By the next course we start to get the hang of things – the four actors have colour coded costumes and there’s more vegetable humour. We are now at the meat and three veg stage and the setting is a 19th century Australian homestead. The women are in the kitchen cracking carrot jokes while the chaps are out bazookaring geese and collecting Nunga aphrodisiacs. With plates of rolled guinea fowl and spinach in front of us and hot bread on cue with the dialogue – we watch the reunion at the old bark hut when the boys come home for supper and conjugals. This piece is oddly judged, with seduction, sentiment and farce in uneasy conjunction – a kind of Carry on McCubbin.

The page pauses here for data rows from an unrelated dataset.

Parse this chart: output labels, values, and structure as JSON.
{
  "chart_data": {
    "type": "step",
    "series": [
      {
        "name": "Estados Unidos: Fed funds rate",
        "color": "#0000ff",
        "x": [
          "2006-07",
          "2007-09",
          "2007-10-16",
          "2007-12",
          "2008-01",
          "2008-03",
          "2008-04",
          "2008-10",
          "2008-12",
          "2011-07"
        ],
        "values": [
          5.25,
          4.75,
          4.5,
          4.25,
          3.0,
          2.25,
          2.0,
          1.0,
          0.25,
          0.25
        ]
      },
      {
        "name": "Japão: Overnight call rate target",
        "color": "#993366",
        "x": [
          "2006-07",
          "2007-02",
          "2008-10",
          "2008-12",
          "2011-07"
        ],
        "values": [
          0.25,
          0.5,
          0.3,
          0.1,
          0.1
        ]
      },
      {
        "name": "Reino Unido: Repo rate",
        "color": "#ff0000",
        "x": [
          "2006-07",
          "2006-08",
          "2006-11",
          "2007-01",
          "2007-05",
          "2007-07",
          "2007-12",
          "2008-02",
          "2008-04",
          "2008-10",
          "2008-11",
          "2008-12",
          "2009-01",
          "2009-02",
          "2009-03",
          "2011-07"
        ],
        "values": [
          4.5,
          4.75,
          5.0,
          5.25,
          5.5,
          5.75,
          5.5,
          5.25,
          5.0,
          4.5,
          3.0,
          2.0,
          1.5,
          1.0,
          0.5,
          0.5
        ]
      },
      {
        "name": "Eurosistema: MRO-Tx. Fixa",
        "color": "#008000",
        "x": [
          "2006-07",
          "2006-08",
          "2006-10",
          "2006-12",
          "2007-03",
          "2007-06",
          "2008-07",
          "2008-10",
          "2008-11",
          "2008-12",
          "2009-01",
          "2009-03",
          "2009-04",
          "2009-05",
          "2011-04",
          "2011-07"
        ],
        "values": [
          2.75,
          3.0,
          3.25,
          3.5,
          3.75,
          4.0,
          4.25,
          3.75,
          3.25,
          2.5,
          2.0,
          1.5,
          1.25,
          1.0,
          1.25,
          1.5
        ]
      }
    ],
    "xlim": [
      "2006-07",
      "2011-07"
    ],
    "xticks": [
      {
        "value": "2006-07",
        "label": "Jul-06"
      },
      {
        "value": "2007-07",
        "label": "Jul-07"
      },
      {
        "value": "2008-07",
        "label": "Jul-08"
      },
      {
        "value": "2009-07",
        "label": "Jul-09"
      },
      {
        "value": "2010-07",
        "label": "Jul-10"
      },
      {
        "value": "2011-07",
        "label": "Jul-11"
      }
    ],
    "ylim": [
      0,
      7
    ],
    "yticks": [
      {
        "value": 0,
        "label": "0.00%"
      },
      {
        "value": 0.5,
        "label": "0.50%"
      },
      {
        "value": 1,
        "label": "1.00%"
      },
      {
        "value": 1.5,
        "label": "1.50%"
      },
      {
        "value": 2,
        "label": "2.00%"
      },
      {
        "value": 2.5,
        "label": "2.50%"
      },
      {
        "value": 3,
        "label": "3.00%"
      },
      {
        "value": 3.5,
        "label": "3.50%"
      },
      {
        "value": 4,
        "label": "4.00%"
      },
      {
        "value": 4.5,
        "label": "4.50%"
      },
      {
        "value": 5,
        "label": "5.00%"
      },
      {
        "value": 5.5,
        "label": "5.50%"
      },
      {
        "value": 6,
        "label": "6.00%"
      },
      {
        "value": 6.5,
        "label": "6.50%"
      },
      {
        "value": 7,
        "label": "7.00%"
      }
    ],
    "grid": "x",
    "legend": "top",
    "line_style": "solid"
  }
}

We than have to wait until 1921 for pudding. Chocolate marquise with stewed quandong and a short play about the Toorak Vile Bodies set. There’s a drippy Englishman and an Italian Futurist covered in chocolate. The fourth course, archly entitled Four Actors in Search of a Glass of Port, is a play for voices. The subject is appetite in extremis – anorexia to satiety. Omnivore, carnivore, herbivore and nothing eaten – the actors changed into their symbolically coloured leotards. Meanwhile we heat up our profiteroles and aubergine tartlets. Once again the levels shift as the actors begin to chant a mantra in celebration of the aubergine and we are left wondering why the already perilous meaning is allowed to fall into whimsy.

Under Nick Gill’s direction the four performers work the small airy space in the Astor with ease and some flair. The production, with its edible subtext, is imaginative but eccentric. The text, at times rich and humorous is also dense, allusive and tenuously connected. The overall impression is of substance subverted and meaning dissipated in self-parody. Pleasurable though it often is, The Cooked and the Raw is ultimately a matter of taste.

“Edible Theatre”, The Adelaide Review, No.94, November 1991, p.35.